Personal information
- Born: 14 August 1962 (age 63) Rawalpindi, Pakistan
- Batting: Right-handed
- Source: CricInfo, 19 April 2007

= Alec Davies =

Scottish cricketer

Alec George Davies (born 14 August 1962) is a Scottish former cricketer. He worked as a physical education teacher. He was a right-handed batsman and wicket-keeper and played club cricket in Scotland for Royal High School CC, Grange CC, West Lothian CC (now Linlithgow CC) and Glenrothes CC.

He took part in five One Day Internationals at the 1999 Cricket World Cup.

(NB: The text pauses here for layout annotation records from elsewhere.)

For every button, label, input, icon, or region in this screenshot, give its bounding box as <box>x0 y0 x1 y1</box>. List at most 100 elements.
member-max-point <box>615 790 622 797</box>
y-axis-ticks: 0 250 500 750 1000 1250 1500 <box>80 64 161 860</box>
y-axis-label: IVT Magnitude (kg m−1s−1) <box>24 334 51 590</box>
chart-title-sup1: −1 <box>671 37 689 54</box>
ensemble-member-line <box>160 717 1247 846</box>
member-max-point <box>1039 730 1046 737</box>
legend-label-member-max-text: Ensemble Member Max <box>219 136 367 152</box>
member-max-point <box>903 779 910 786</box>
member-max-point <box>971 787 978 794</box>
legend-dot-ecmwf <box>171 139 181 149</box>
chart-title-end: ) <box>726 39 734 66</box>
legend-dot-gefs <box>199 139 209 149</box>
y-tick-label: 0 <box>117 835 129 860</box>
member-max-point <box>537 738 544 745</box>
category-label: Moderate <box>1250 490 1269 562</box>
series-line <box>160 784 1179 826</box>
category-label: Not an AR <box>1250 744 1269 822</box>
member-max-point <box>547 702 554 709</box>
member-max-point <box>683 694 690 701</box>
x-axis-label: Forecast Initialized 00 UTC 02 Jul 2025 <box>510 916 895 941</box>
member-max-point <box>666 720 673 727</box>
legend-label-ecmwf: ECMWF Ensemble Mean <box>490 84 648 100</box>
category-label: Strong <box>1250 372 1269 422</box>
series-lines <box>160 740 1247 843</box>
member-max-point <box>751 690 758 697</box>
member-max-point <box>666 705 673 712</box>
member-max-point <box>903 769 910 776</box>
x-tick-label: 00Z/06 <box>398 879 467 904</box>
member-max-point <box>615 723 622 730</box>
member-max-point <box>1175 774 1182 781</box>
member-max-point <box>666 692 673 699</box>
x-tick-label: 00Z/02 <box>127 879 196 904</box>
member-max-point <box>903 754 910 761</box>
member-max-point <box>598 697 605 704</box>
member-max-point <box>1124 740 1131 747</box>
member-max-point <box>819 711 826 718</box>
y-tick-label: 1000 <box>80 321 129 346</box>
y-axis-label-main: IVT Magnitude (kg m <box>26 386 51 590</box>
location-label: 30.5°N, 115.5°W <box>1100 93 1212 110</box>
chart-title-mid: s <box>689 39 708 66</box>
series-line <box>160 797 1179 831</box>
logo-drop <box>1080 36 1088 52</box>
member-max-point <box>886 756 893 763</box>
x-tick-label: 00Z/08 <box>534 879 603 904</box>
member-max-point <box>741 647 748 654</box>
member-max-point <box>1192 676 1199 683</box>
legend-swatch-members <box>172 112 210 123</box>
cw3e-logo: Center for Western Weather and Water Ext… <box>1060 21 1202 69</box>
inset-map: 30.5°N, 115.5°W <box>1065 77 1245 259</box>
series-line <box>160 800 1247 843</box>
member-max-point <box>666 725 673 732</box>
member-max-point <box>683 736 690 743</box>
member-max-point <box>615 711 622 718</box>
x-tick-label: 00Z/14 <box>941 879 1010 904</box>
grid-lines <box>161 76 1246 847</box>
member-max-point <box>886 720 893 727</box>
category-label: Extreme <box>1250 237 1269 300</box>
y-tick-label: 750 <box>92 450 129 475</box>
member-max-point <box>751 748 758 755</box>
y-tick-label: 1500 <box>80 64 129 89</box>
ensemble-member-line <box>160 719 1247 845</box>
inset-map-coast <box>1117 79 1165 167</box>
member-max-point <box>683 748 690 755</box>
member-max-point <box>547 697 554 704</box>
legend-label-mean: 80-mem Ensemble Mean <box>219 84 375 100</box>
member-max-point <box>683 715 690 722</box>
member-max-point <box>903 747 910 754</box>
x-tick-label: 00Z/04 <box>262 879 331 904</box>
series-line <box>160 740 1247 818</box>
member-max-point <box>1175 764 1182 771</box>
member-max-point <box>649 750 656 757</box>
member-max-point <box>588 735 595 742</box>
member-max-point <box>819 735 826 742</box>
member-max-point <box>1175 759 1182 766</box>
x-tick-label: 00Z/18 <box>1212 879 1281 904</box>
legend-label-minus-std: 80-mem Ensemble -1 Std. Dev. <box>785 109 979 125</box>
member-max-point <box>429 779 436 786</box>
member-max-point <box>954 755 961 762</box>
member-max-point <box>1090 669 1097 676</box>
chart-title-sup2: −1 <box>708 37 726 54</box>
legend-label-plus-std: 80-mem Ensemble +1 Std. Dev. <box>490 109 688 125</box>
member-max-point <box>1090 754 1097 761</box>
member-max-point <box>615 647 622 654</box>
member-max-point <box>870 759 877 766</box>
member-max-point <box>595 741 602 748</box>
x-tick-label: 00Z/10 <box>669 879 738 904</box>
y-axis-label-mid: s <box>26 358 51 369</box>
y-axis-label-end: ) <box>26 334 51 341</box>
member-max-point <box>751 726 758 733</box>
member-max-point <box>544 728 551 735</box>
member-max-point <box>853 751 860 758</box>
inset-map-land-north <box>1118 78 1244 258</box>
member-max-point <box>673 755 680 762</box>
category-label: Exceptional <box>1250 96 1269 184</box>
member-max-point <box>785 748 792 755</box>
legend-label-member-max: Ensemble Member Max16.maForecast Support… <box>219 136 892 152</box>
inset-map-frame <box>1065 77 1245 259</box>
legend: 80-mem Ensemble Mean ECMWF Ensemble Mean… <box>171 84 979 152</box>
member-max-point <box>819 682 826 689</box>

His batting average in the 1999 World Cup was 20.75 and claimed two catches and a stumping. He also played against the country of his birth, Pakistan. Davies was the number one wicket-keeper for the Scottish cricket team in first-class and List A cricket from 1995 until his retirement in 1999. He also represented Scotland in cricket at the 1998 Commonwealth Games in Kuala Lumpur, Malaysia.

His one match for the Surrey first team was a first-class fixture against the Zimbabweans in 1985. Opportunities at Surrey were limited because of other keepers such as Jack Richards and Alec Stewart. He was born in Pakistan, where his father was employed as a civil engineer on the Mangla Dam. In 2016, Davies worked as a physical education teacher for Fife Council.